Anyway, I got as far as the publisher showing them the tattoo on her bum before dissolving into hysterics. Love it. So many in-jokes and Castiel is just getting better and better.
I think the monster at the end was poor ol’ Chuck. He goes from creator to helpless by-stander. He knows there’s something hideous coming down the line but he can’t warn the boys and he can’t help, he just writes it down and it happens, which makes him feel it’s all his fault.

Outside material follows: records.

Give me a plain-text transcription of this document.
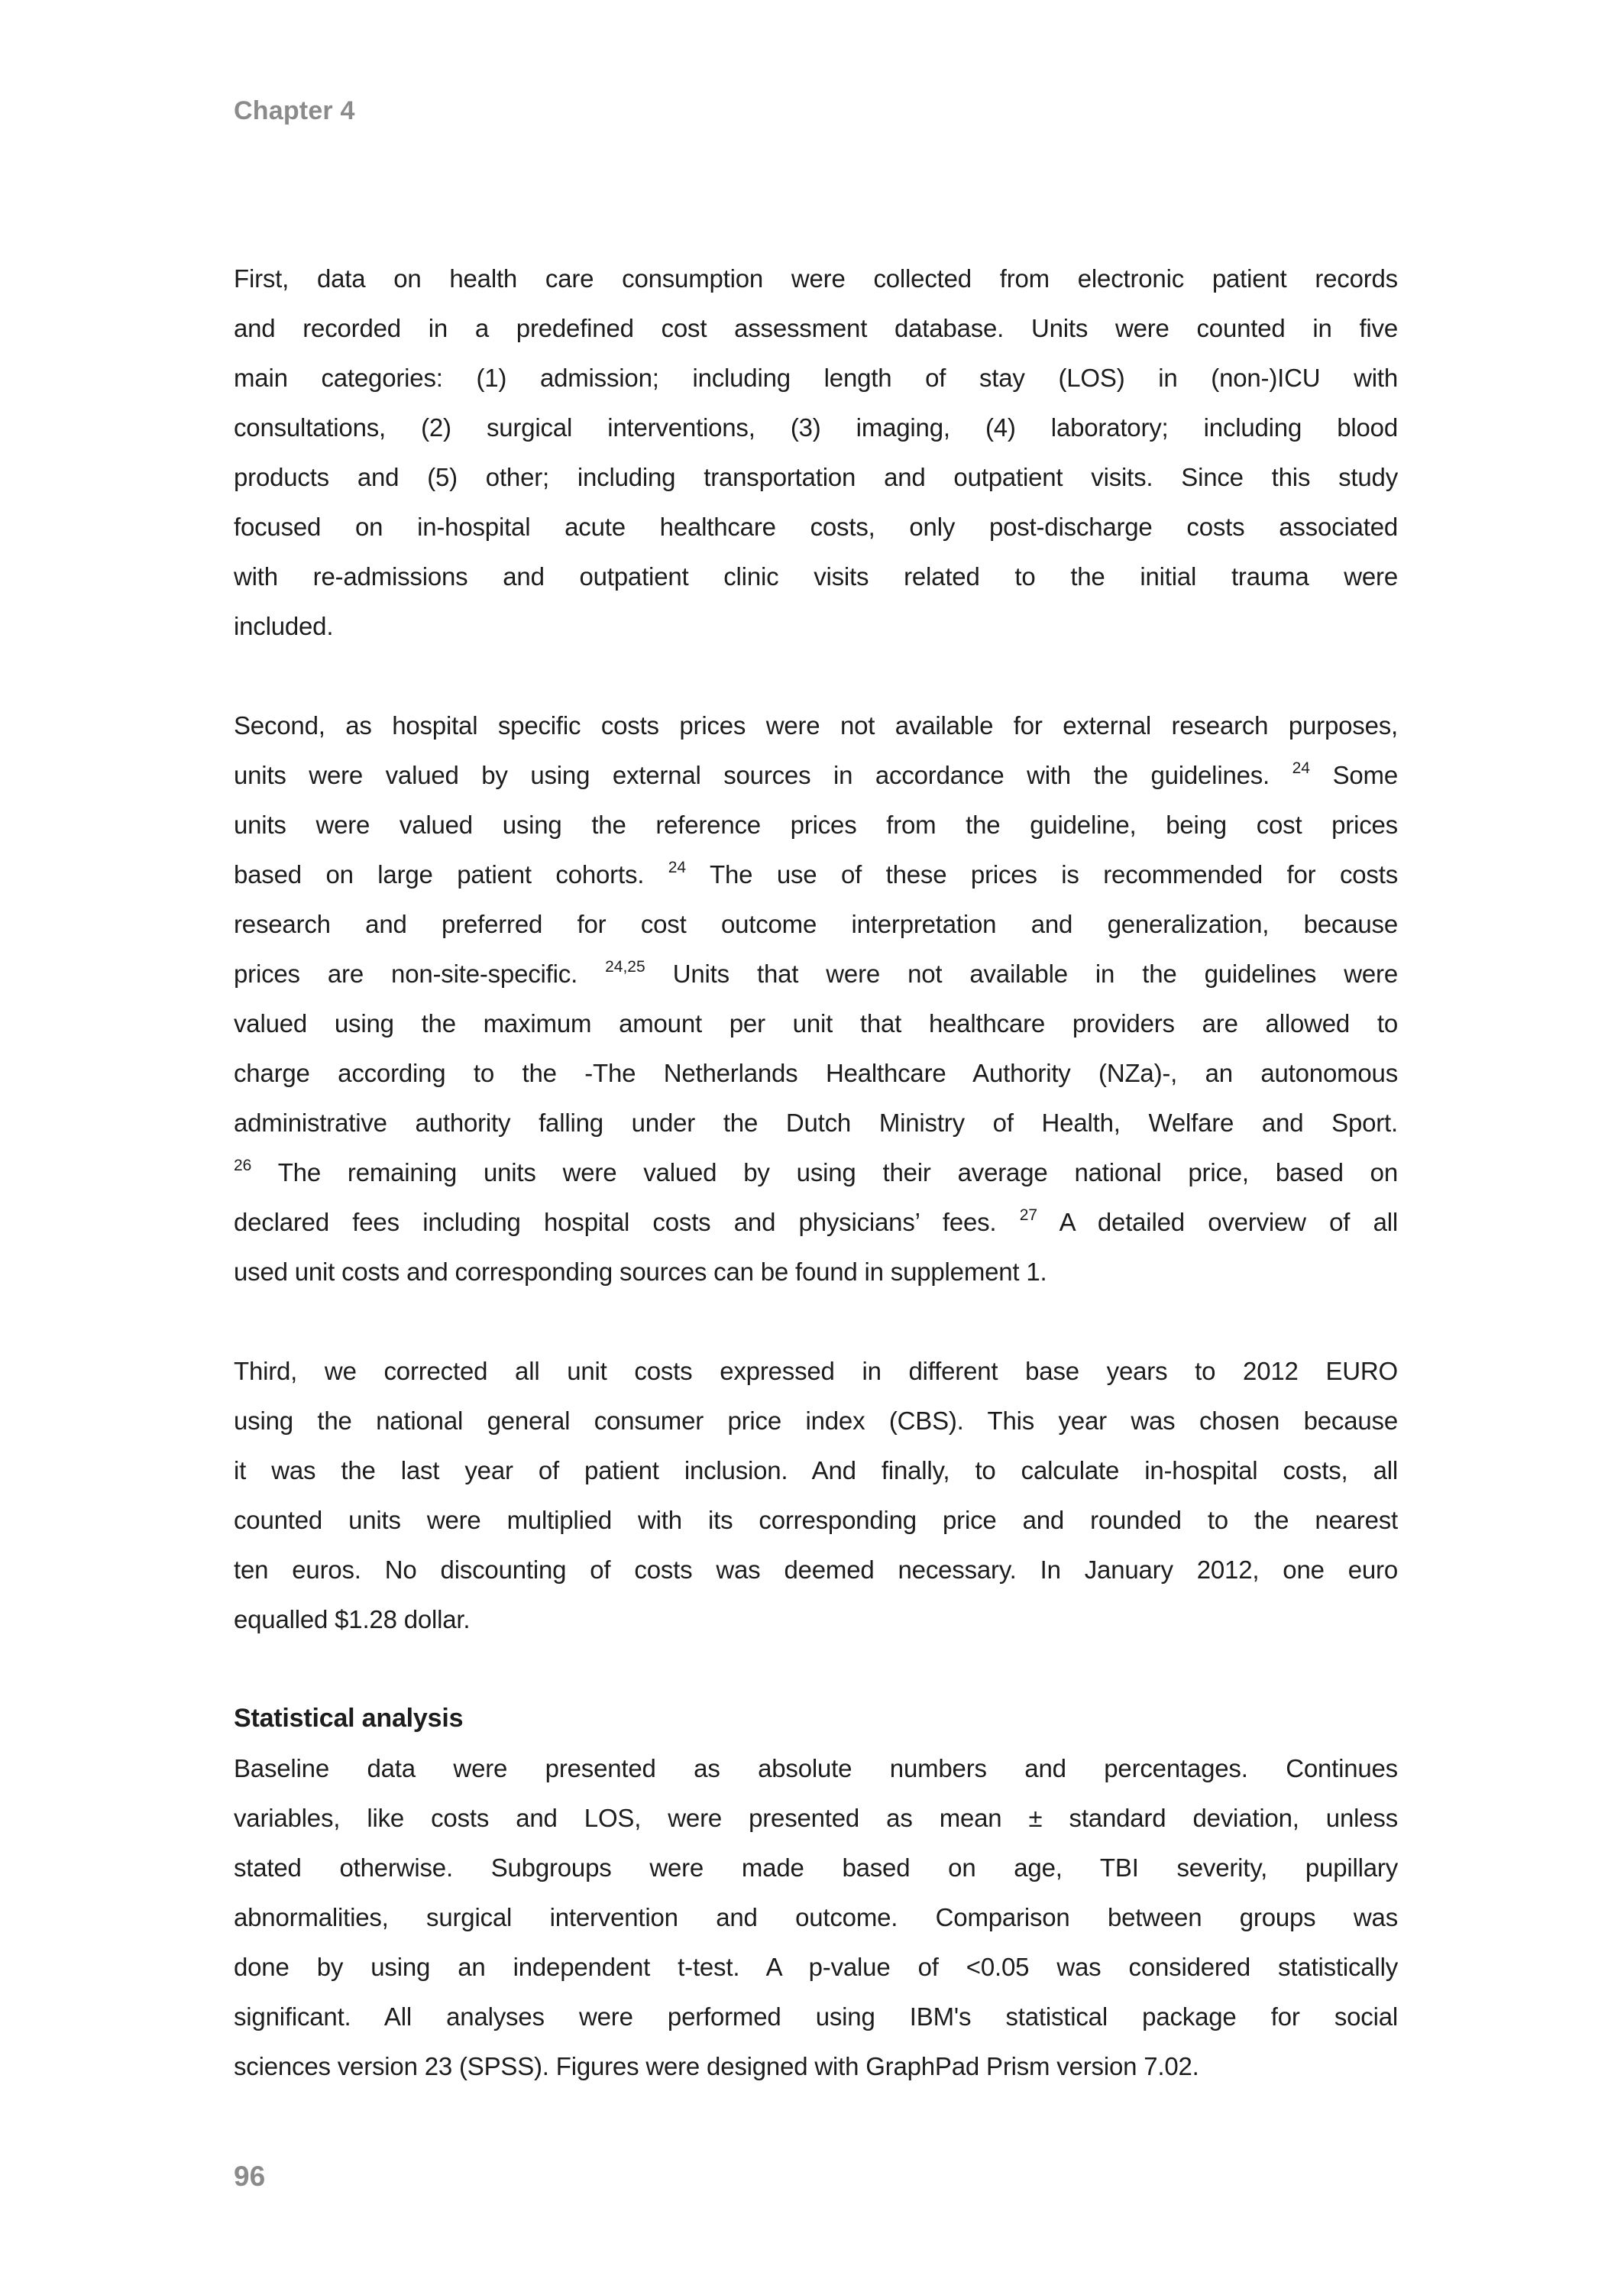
Chapter 4
First, data on health care consumption were collected from electronic patient records
and recorded in a predefined cost assessment database. Units were counted in five
main categories: (1) admission; including length of stay (LOS) in (non-)ICU with
consultations, (2) surgical interventions, (3) imaging, (4) laboratory; including blood
products and (5) other; including transportation and outpatient visits. Since this study
focused on in-hospital acute healthcare costs, only post-discharge costs associated
with re-admissions and outpatient clinic visits related to the initial trauma were
included.
Second, as hospital specific costs prices were not available for external research purposes,
units were valued by using external sources in accordance with the guidelines. $^{24}$ Some
units were valued using the reference prices from the guideline, being cost prices
based on large patient cohorts. $^{24}$ The use of these prices is recommended for costs
research and preferred for cost outcome interpretation and generalization, because
prices are non-site-specific. $^{24,25}$ Units that were not available in the guidelines were
valued using the maximum amount per unit that healthcare providers are allowed to
charge according to the -The Netherlands Healthcare Authority (NZa)-, an autonomous
administrative authority falling under the Dutch Ministry of Health, Welfare and Sport.
$^{26}$ The remaining units were valued by using their average national price, based on
declared fees including hospital costs and physicians’ fees. $^{27}$ A detailed overview of all
used unit costs and corresponding sources can be found in supplement 1.
Third, we corrected all unit costs expressed in different base years to 2012 EURO
using the national general consumer price index (CBS). This year was chosen because
it was the last year of patient inclusion. And finally, to calculate in-hospital costs, all
counted units were multiplied with its corresponding price and rounded to the nearest
ten euros. No discounting of costs was deemed necessary. In January 2012, one euro
equalled $1.28 dollar.
Statistical analysis
Baseline data were presented as absolute numbers and percentages. Continues
variables, like costs and LOS, were presented as mean ± standard deviation, unless
stated otherwise. Subgroups were made based on age, TBI severity, pupillary
abnormalities, surgical intervention and outcome. Comparison between groups was
done by using an independent t-test. A p-value of <0.05 was considered statistically
significant. All analyses were performed using IBM's statistical package for social
sciences version 23 (SPSS). Figures were designed with GraphPad Prism version 7.02.
96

For my money the best Zep ever was Immigrant Song or Battle for Evermore 😀
Ah the show amuses me with its normal male double standard here. For all Dean and Sam cringe at slash, Dean has no problem with incest when it is too his benefit. For example Magnificent Seven at the very start, Dean is about to have sex with twins (and does) while Sam researches deals in the car. Now really, two women, one man, sex? Even I am not so naive as not to know that those girls would be touching each other as well as Dean
I think it is interesting that though the first song is a famous Zep tune the second song may actually be referring to the original Robert Johnson song and not the Zepplin cover. Yup Robert Johnson of Crossroad Demon fame. The first version of the lyrics fit Dean’s travelin’ woman in every port life style, the second could either be a reminder of Cassie or a creepy reference to Dean’s deal
Oh and I forgot to mention the “get a life” is actually a pop culture reference to Shatner’s Saturday Night live appearance where he ticked off Star Trek fandom.